Recentemente, o projeto de 1000 seguidores do kat aconteceu, ele tinha o nome "1000 Followers Project" (Projeto 1000 seguidores), e ele tinha 9 desafios de fanfictions. A autora que obtivesse a maior média final, seria a ganhadora. Um dos prêmios era o layout do mês 10 (ou 11, dependendo a velocidade do desafio e da autora com os e-mails), e cá estamos com esse layout (que não vou dizer que é bonito porque seria egocentrismo meu, afinal, eu que o fiz u.u).
Mas, havia algo que estou para compartilhar com vocês. Não, nenhum dos prêmios continha uma entrevista, mas decidi fazê-la com a Ciça (autora ganhadora do projeto, o primeiro lugar) para compartilhar um pouco sobre ela, para que vocês possam conhecê-la (qual é, né, gente, muita gente anda até perguntando o que é Pepper Poison, quando é só abaixar um pouco o blog e ver as informações!). Então, decidi fazer essa entrevista com a autora.

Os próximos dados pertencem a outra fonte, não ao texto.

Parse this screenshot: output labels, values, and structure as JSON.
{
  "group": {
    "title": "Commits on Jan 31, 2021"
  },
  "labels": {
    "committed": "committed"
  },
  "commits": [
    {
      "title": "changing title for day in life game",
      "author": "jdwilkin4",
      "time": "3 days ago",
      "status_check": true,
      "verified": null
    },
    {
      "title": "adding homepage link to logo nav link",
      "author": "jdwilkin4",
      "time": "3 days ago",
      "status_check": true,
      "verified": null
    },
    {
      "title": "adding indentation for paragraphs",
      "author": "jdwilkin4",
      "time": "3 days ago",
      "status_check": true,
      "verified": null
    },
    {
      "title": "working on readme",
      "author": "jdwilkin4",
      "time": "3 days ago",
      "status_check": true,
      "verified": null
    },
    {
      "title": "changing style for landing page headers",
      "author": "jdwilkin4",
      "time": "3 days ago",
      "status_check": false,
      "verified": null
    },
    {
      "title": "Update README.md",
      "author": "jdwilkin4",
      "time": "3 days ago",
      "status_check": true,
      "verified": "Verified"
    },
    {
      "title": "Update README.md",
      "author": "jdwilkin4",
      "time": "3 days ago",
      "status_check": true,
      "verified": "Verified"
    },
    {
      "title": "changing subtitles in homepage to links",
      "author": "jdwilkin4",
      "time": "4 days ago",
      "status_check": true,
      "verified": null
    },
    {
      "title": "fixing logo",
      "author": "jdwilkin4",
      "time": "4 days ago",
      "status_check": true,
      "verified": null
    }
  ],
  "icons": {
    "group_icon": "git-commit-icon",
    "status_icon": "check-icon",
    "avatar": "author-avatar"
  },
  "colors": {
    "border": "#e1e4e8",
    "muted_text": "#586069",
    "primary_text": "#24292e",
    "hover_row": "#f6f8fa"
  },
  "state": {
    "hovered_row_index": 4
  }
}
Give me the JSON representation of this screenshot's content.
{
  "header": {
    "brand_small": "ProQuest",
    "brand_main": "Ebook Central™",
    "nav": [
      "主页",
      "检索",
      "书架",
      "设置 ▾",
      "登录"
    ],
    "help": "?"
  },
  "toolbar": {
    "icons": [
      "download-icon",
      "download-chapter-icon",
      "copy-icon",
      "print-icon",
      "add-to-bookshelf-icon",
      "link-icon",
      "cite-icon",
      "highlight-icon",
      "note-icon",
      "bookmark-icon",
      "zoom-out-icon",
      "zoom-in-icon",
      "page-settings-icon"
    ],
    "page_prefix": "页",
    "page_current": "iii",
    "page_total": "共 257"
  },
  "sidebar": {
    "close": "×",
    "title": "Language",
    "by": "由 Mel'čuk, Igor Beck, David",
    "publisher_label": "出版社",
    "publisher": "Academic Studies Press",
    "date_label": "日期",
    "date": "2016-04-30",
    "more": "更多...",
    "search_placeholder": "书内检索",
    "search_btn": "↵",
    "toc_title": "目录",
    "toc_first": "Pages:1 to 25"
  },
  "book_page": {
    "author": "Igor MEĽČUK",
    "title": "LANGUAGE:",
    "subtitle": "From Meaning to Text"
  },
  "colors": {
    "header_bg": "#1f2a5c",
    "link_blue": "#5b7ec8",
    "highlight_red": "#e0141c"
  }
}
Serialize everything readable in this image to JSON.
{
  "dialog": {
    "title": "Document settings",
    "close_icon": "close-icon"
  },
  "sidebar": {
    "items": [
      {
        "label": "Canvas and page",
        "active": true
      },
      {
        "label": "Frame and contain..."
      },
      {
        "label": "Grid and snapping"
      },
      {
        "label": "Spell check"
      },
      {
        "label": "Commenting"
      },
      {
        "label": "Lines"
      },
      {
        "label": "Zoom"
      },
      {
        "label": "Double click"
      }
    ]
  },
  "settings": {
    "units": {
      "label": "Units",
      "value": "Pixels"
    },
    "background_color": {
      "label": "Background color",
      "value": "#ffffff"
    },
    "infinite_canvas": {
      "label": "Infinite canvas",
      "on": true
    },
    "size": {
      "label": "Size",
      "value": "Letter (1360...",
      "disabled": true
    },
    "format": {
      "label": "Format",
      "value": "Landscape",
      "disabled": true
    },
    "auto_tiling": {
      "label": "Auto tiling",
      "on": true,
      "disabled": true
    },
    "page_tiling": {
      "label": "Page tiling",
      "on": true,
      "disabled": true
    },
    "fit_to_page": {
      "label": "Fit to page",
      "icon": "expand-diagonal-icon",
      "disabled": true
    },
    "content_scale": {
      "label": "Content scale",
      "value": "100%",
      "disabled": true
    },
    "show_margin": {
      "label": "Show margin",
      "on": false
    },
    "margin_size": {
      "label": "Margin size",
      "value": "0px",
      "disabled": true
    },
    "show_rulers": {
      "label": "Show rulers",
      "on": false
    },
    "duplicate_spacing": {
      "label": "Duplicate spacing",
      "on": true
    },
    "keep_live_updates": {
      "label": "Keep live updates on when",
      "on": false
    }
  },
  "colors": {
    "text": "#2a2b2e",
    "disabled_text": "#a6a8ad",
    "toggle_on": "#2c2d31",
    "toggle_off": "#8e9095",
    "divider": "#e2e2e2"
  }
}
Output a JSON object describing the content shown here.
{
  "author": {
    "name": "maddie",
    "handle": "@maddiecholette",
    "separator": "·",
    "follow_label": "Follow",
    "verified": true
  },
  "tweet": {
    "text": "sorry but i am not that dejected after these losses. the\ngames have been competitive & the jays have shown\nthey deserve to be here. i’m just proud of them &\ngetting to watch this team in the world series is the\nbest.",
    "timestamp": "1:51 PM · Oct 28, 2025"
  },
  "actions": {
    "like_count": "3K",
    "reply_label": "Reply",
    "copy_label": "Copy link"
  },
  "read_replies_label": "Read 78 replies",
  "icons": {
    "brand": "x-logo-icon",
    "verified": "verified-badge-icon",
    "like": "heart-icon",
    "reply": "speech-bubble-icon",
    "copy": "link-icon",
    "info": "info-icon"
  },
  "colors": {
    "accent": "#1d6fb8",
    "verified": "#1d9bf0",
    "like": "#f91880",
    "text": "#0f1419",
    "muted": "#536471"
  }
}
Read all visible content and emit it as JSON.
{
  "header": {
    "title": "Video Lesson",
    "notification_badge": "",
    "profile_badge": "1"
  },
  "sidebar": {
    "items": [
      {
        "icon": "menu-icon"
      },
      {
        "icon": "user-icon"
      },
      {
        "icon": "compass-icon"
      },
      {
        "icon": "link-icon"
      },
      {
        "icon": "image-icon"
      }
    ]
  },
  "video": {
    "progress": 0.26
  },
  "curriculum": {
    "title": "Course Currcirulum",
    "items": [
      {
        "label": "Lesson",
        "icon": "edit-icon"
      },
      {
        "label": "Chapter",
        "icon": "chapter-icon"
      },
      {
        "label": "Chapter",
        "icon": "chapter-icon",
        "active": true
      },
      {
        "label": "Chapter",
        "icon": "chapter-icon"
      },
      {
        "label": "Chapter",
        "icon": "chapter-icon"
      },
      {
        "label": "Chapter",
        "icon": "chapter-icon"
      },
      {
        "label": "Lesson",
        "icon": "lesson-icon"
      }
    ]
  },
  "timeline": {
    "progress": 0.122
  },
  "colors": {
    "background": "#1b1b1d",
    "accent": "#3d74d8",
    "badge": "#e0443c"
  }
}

[Deixando bem claríssimo: não era um prêmio, decidi fazer isso quando deu na lata, mas não era um dos prêmios].
Lembrando que todos os links do feat e da autora estão na aba "Pepper Poison" á sua esquerda.
1 — Então, Ciça, antes de tudo, eu queria que você se descrevesse um pouquinho, falasse seu nome, sua idade, essas coisas bem clássicas. O povo precisa te conhecer, né?
R: Tá certo, haha. Bem, oi pra todo mundo, o meu nome é Ciça Anissa (na verdade não é, não, esse é apenas o pseudônimo de escritora, que eu escolhi porque eu gosto de rimas e cedilhas), eu tenho 17 anos e sou de Belém, nascida e criada.
2 — O que você pensa da carreira de escritora?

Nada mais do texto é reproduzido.